Note that uniqueness of node IDs is not necessarily required for geometric (coordinate-based) partitioning as we pass cell centroids to Zoltan, which thus does not even require node IDs. However, globally unique node IDs are required for pretty much everything else we do in Partitioner and later. Also, for graph-based partitioning, which takes node IDs, uniqueness is also required.
To ensure globally unique node IDs a communication step will be required after refinement is done by the AMR object on the single mesh chunk held by a PE. To make sure the same (newly added) physical node gets the same globally unique ID on all PEs some kind of "matching" needs to be implemented that uniquely identifies the physical node. One way of doing this matching is checking node coordinates (up to some floating point precision), coordinate-based matching.
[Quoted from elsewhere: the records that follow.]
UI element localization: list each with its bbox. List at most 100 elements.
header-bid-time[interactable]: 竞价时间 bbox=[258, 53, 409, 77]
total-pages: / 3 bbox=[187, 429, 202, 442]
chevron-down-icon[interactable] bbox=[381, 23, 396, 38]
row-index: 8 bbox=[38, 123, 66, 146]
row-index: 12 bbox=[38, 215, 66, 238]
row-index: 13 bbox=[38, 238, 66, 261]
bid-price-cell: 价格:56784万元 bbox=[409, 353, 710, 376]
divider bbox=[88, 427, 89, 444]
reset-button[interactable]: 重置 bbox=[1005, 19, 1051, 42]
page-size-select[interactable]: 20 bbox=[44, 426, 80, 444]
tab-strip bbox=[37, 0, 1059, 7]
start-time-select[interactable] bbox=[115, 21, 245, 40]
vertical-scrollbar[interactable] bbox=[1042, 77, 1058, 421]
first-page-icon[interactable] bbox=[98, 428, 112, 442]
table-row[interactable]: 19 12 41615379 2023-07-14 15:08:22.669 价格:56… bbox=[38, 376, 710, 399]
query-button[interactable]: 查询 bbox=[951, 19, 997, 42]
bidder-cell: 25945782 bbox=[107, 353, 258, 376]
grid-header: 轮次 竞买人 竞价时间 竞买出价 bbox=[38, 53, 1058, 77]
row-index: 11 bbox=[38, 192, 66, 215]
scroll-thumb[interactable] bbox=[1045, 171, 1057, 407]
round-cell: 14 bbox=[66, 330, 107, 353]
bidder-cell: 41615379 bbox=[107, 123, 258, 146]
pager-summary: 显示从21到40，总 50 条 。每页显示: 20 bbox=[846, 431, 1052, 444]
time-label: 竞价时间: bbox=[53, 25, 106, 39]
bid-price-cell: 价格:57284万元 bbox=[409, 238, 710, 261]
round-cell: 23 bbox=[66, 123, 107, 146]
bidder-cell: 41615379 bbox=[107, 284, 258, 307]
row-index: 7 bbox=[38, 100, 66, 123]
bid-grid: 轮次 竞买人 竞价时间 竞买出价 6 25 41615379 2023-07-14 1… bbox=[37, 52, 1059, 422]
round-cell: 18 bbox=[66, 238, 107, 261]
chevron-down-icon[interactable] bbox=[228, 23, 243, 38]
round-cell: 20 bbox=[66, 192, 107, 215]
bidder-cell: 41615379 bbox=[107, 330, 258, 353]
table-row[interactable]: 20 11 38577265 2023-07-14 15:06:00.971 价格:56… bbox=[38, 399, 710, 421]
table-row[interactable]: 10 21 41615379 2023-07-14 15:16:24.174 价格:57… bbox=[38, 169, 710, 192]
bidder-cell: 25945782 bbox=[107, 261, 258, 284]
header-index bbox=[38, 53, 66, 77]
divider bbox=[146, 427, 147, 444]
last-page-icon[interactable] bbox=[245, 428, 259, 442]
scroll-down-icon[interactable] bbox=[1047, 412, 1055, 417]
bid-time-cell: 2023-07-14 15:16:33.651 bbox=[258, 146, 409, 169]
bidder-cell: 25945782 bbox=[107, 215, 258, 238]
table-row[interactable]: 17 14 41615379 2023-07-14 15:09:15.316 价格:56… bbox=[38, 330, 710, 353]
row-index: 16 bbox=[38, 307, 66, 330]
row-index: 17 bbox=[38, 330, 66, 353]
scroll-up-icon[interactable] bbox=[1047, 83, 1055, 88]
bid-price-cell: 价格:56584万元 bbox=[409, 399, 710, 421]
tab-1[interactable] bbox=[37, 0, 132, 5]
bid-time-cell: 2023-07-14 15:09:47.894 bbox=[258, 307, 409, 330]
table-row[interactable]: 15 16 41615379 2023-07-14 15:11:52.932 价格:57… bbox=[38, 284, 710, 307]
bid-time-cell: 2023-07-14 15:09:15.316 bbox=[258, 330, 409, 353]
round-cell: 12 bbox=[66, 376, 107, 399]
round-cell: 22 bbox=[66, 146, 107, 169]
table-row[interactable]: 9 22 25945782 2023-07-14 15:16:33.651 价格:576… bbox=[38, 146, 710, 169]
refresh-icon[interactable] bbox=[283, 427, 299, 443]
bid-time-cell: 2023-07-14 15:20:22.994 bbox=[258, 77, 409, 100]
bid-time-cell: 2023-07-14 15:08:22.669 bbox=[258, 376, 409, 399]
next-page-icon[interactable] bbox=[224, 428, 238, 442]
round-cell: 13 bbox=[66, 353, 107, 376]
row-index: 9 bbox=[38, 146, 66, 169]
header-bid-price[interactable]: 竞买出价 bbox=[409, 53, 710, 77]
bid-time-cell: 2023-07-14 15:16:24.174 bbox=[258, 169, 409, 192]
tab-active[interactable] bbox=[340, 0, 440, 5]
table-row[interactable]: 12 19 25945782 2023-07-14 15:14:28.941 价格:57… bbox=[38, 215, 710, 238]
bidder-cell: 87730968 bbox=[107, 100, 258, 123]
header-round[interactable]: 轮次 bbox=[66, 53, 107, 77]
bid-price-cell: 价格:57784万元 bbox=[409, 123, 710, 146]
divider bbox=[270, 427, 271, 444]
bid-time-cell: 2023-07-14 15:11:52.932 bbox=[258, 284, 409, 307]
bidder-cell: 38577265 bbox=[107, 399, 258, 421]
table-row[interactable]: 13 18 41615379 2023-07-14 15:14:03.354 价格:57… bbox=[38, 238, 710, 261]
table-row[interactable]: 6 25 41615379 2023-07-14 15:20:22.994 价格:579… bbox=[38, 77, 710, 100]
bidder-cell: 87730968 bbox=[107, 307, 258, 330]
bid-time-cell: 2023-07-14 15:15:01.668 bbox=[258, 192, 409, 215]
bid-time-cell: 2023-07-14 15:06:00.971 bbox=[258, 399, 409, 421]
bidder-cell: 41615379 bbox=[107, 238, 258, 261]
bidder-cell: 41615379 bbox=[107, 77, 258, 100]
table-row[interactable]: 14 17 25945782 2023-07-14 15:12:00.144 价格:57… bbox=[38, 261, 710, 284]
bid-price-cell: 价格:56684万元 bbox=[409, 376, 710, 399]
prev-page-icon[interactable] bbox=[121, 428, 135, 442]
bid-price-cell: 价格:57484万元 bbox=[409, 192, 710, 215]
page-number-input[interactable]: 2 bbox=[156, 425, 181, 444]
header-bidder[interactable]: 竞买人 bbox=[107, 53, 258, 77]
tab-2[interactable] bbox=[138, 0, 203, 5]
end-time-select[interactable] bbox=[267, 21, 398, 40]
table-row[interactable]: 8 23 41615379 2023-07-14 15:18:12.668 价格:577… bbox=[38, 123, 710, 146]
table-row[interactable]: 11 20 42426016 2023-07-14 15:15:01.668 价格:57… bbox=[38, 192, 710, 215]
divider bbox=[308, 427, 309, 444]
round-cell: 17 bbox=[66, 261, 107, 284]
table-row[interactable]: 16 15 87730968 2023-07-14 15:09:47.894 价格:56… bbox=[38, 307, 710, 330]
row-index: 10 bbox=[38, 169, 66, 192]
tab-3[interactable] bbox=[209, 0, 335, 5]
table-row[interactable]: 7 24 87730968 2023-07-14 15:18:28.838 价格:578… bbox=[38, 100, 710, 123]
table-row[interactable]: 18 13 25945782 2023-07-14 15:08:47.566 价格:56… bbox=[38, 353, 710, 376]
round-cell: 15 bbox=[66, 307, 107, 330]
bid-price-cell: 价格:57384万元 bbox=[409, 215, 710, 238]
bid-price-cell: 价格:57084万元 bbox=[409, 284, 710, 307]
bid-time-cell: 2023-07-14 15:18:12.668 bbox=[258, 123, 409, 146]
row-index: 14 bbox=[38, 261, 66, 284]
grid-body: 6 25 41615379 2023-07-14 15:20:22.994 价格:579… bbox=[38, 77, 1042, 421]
Another one doing the matching can be based on node IDs via associating newly added nodes to existing edges (given by its two end-point node IDs), node-based matching. Node-based matching appears to be preferable to the coordinate-based one because it potentially involves less data: an edge, given by 2 nodes, associated to a single node ID (3x64 bit) vs. three node coordinates associated to a single node ID (4x64 bit). Single-level refinement could definitely be done with both node-, and coordinate-based matching, however, node-based matching for multiple-level refinement is less clear how it would work.